Ma la vera sorpresa della giornata madrilena porta il nome di Flavio Cobolli. Il giovane romano ha compiuto un'autentica impresa eliminando Daniil Medvedev con il punteggio di 6-3, 5-7, 6-4. In un match caratterizzato da scambi estenuanti e una tensione palpabile, Cobolli ha mostrato un coraggio da veterano. Dopo aver dominato il primo set, l'azzurro ha subito il ritorno d'orgoglio del russo nel finale del secondo parziale, rischiando di veder sfumare l'occasione della vita. Nel terzo set, però, la resilienza di Cobolli ha fatto la differenza. Sul 4-3 in favore di Medvedev, Flavio ha annullato una situazione di pericolo (0-30) con quattro punti consecutivi, trovando poi il break decisivo nel game successivo grazie a un doppio fallo dell'avversario. Le parole di Flavio Cobolli a fine gara testimoniano l'emozione del momento: una vittoria non semplice, figlia di miglioramenti costanti e di una forza mentale che lo proietta ora verso una sfida stellare contro Alexander Zverev.
Non tutte le notizie sono però positive per la spedizione italiana in Spagna. Si ferma infatti la corsa di Lorenzo Musetti, che non è riuscito a contenere l'esuberanza fisica e tecnica di Jiri Lehecka. Il tennista ceco si è imposto con un doppio 6-3, sfruttando i troppi errori gratuiti (venti in totale) commessi dal toscano. Musetti, pur cercando di alzare il livello del gioco nel secondo set, è apparso meno lucido nei momenti chiave, subendo i break decisivi proprio quando il match sembrava poter entrare in una fase di equilibrio. Jiri Lehecka avanza così ai quarti di finale dove troverà il francese Arthur Fils, autore a sua volta di una solida vittoria contro Etcheverry. Per Musetti resta il rammarico di non aver sfruttato un tabellone che avrebbe potuto regalargli ulteriori soddisfazioni, ma la sua stagione sulla terra resta comunque incoraggiante in vista dei prossimi impegni parigini.
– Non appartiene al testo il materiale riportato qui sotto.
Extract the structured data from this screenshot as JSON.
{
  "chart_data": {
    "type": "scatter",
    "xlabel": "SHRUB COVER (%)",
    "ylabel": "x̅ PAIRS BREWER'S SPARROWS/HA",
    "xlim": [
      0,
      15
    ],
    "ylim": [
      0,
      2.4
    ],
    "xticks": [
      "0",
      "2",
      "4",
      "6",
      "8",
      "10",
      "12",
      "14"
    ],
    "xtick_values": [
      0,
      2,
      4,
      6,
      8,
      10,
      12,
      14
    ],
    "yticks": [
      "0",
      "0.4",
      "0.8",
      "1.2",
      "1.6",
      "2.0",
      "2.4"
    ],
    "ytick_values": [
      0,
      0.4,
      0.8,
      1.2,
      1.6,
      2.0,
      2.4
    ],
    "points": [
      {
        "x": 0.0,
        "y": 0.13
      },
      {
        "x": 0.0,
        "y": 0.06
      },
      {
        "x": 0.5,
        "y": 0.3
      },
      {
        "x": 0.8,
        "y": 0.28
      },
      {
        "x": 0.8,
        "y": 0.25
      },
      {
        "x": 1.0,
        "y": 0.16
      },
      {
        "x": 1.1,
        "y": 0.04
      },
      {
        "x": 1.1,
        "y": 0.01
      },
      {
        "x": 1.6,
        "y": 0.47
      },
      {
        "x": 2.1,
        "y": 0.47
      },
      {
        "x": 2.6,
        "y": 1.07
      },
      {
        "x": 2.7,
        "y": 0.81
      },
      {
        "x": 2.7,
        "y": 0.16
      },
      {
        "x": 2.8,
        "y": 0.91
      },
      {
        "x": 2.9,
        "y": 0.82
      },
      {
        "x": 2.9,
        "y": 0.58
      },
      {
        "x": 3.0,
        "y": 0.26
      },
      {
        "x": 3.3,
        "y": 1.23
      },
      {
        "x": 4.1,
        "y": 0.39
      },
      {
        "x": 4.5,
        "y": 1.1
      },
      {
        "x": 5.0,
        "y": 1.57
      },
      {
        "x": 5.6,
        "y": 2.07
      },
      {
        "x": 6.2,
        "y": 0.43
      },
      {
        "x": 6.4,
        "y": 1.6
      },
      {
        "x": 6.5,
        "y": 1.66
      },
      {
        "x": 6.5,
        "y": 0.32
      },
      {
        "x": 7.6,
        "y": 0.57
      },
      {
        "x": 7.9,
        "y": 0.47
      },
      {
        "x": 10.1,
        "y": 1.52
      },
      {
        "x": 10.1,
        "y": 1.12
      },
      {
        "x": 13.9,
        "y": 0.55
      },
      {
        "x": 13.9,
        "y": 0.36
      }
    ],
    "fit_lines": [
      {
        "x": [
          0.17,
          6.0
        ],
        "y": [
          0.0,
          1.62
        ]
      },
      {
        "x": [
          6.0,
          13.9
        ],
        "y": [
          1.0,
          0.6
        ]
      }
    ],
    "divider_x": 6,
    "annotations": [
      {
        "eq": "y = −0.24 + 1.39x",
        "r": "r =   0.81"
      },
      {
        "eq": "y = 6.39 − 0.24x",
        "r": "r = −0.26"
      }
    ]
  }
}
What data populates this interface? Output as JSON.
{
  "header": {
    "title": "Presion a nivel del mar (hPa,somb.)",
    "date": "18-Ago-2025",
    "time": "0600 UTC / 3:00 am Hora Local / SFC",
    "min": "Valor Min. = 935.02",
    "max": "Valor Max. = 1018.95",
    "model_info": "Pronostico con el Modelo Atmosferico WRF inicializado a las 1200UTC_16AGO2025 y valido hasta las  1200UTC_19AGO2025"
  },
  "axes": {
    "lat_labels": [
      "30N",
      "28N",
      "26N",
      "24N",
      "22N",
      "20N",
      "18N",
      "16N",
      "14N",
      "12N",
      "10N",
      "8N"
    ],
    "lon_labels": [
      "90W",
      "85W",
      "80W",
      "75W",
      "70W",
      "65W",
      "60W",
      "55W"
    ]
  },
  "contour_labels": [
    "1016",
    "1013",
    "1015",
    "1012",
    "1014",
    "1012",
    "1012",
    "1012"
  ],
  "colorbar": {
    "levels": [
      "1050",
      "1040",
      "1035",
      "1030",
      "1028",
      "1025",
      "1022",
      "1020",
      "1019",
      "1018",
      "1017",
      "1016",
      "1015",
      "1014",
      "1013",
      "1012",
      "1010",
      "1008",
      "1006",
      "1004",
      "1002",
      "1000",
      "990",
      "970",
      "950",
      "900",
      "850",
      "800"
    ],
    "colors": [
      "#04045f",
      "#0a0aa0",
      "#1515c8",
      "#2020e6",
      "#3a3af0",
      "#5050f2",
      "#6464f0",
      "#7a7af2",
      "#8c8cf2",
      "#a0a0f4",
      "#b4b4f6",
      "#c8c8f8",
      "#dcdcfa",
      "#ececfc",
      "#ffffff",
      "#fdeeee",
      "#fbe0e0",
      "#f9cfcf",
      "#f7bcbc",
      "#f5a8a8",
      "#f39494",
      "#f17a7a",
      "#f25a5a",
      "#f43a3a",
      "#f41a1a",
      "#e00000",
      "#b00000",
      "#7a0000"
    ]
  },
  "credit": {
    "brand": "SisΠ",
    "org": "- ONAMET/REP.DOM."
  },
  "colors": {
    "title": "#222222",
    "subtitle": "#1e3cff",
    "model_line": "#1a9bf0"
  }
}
Il cammino verso il trofeo del Madrid Open si fa ora incandescente. Jannik Sinner è atteso dalla sfida contro il giovane astro nascente Rafael Jodar, un match che sulla carta lo vede favorito ma che nasconde le insidie tipiche di chi non ha nulla da perdere davanti al proprio pubblico. La gestione delle energie sarà fondamentale per l'italiano, che punta non solo al titolo ma anche a distanziare ulteriormente i suoi inseguitori nel ranking ATP. Dall'altra parte del tabellone, Flavio Cobolli cercherà di continuare il suo sogno contro un veterano dei Masters 1000 come Alexander Zverev. Il tennis italiano si gode questo presente radioso, consapevole di avere più frecce al proprio arco e di poter competere ai massimi livelli su ogni superficie, con Madrid che si conferma terra di conquista per una generazione di campioni affamati di gloria.